PST Commissioner Joseph McManus
July10, 2012 - In a memo to players and referees on Monday, PST Commissioner Joseph McManus informed players of a "zero tolerance policy regarding dissent."
On court behavior of players has long been a discussion point globally. Some have even suggested it as a reason for the sport not yet being invited into the Olympics.
"PST is about family friendly entertainment," said McManus. "We want grandparents and grandchildren enjoying front row seats."
During match play a player may appeal to the referee for a point if he believes his shot to the front wall or his movement to a playable ball was prevented by his opponent.
According to McManus, "a player may state why he is requesting a referee decision at the time of his appeal . . . Once a referee has made his ruling, there will be no further discussion.
"Please consider this a zero tolerance policy regarding dissent."
I will instruct referees to move quickly from conduct warning to penalizing points and games for any player who delays play by dissent in body language or tone.
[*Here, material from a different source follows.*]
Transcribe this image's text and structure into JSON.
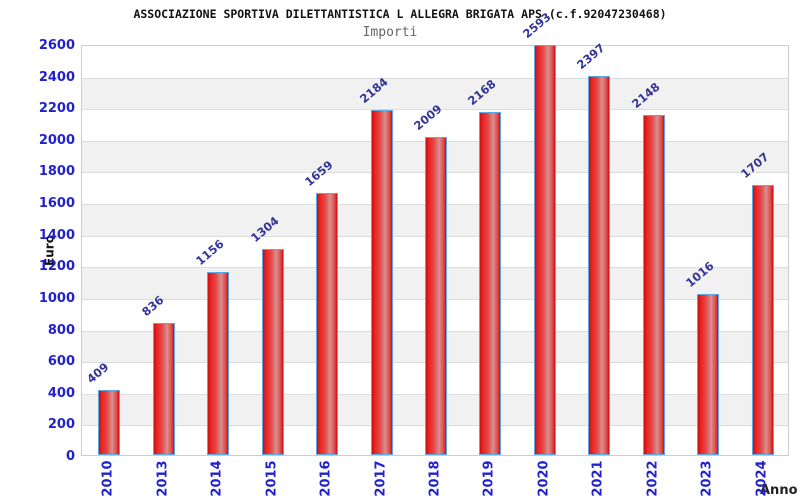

Squash is unique in many ways as a sport. One important one for fans is that the referee sits among them during match play. So when a player starts yelling at a referee, he is in effect yelling at his own fans as well.
Pro Squash Tour became America's largest tour last season, hosting more tournaments in more cities than any other squash tour. More than 150 years old, squash is played by 20 million people in 185 countries around the world. PST's season begins in August and runs through May.